What is Regulation D, Rule 506(b)?
Regulation D, Rule 506(b), is one of the most widely used exemptions for private companies raising capital. Historically, before the advent of more public-facing options, this rule facilitated the fundraising efforts of companies like Facebook and Uber during their pre-IPO stages.
These offerings are typically referred to as “private placements” due to the inability to advertise them publicly. They are traditionally used for raising capital from friends and family, as well as through traditional angel and venture capital rounds. This exemption allows companies to raise unlimited capital but primarily restricts participation to accredited investors, with a limited allowance for up to 35 non-accredited investors who meet certain sophistication requirements.
Key aspects of Rule 506(b) include:
- No Public Advertising: Companies using this exemption cannot publicly market or advertise their fundraising efforts. This restriction is the primary distinction between Rule 506(b) and Rule 506(c), which allows public advertising for accredited-investor-only offerings.

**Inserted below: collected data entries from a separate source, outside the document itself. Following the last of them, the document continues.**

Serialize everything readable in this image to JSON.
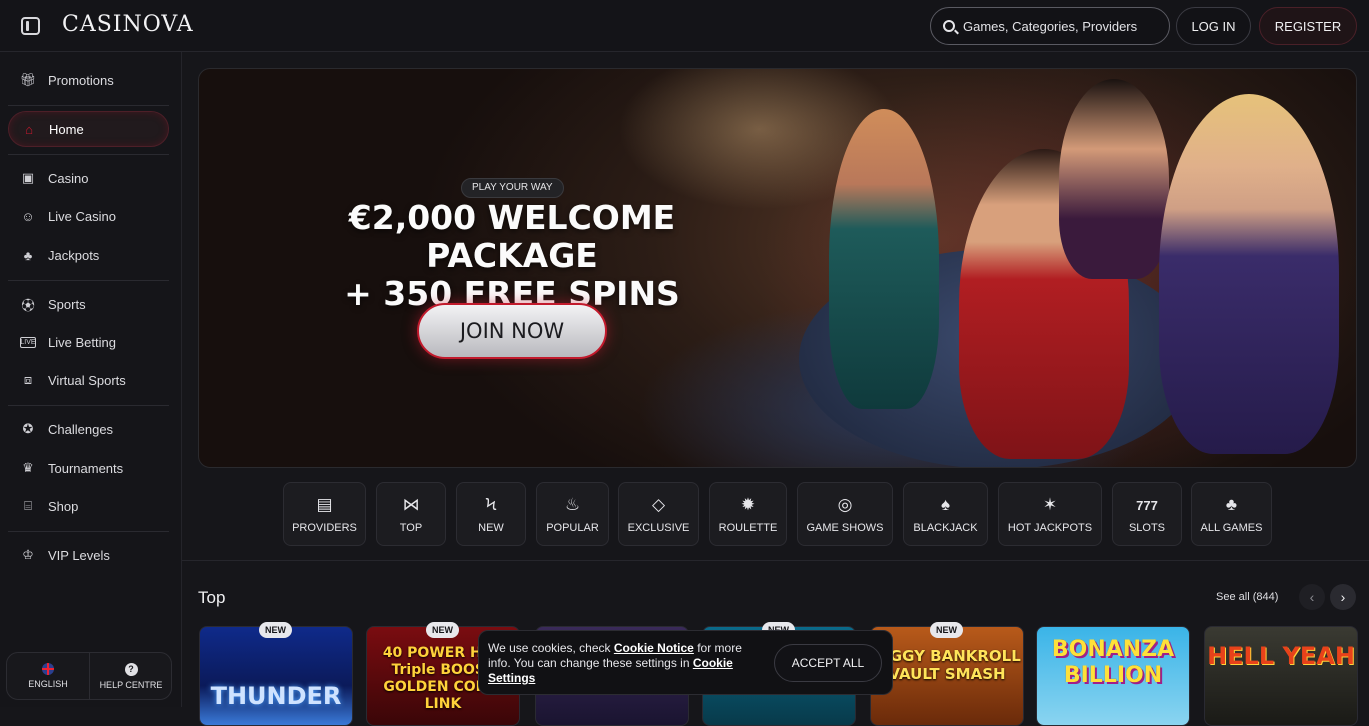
{
  "header": {
    "logo": "CASINOVA",
    "search_placeholder": "Games, Categories, Providers",
    "login_label": "LOG IN",
    "register_label": "REGISTER"
  },
  "sidebar": {
    "items": [
      {
        "label": "Promotions",
        "icon": "gift-icon"
      },
      {
        "label": "Home",
        "icon": "home-icon",
        "active": true
      },
      {
        "label": "Casino",
        "icon": "slot-machine-icon"
      },
      {
        "label": "Live Casino",
        "icon": "dealer-icon"
      },
      {
        "label": "Jackpots",
        "icon": "clover-icon"
      },
      {
        "label": "Sports",
        "icon": "soccer-ball-icon"
      },
      {
        "label": "Live Betting",
        "icon": "live-icon"
      },
      {
        "label": "Virtual Sports",
        "icon": "virtual-screen-icon"
      },
      {
        "label": "Challenges",
        "icon": "medal-icon"
      },
      {
        "label": "Tournaments",
        "icon": "trophy-icon"
      },
      {
        "label": "Shop",
        "icon": "shop-icon"
      },
      {
        "label": "VIP Levels",
        "icon": "crown-icon"
      }
    ],
    "footer": {
      "language_label": "ENGLISH",
      "help_label": "HELP CENTRE"
    }
  },
  "hero": {
    "kicker": "PLAY YOUR WAY",
    "headline_line1": "€2,000 WELCOME PACKAGE",
    "headline_line2": "+ 350 FREE SPINS",
    "cta": "JOIN NOW"
  },
  "categories": [
    {
      "label": "PROVIDERS",
      "icon": "providers-icon"
    },
    {
      "label": "TOP",
      "icon": "bowtie-icon"
    },
    {
      "label": "NEW",
      "icon": "lightning-icon"
    },
    {
      "label": "POPULAR",
      "icon": "flame-icon"
    },
    {
      "label": "EXCLUSIVE",
      "icon": "diamond-icon"
    },
    {
      "label": "ROULETTE",
      "icon": "roulette-icon"
    },
    {
      "label": "GAME SHOWS",
      "icon": "mask-icon"
    },
    {
      "label": "BLACKJACK",
      "icon": "cards-icon"
    },
    {
      "label": "HOT JACKPOTS",
      "icon": "hot-coin-icon"
    },
    {
      "label": "SLOTS",
      "icon": "777-icon"
    },
    {
      "label": "ALL GAMES",
      "icon": "suits-icon"
    }
  ],
  "games_section": {
    "title": "Top",
    "see_all": "See all (844)",
    "tiles": [
      {
        "name": "THUNDER",
        "badge": "NEW"
      },
      {
        "name": "40 POWER HOT Triple BOOST GOLDEN COINS LINK",
        "badge": "NEW"
      },
      {
        "name": "",
        "badge": ""
      },
      {
        "name": "",
        "badge": "NEW"
      },
      {
        "name": "PIGGY BANKROLL VAULT SMASH",
        "badge": "NEW"
      },
      {
        "name": "BONANZA BILLION",
        "badge": ""
      },
      {
        "name": "HELL YEAH",
        "badge": ""
      }
    ]
  },
  "cookie_banner": {
    "text_before": "We use cookies, check ",
    "link1": "Cookie Notice",
    "text_middle": " for more info. You can change these settings in ",
    "link2": "Cookie Settings",
    "accept_label": "ACCEPT ALL"
  },
  "colors": {
    "accent": "#c8182e",
    "background": "#16161a"
  }
}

- Investor Disclosure Requirements: When non-accredited investors participate, companies must provide disclosure documents akin to those in registered offerings. Financial statements and other pertinent information must be shared equally among all investors.
This exemption is often favored by startups seeking a more private and targeted fundraising approach. However, its restrictions make it less suitable for online fundraising campaigns or broad public outreach. Other securities exemptions, such as Regulation A+ and Regulation Crowdfunding (Reg CF), may offer more accessible pathways for companies aiming to engage a wider audience.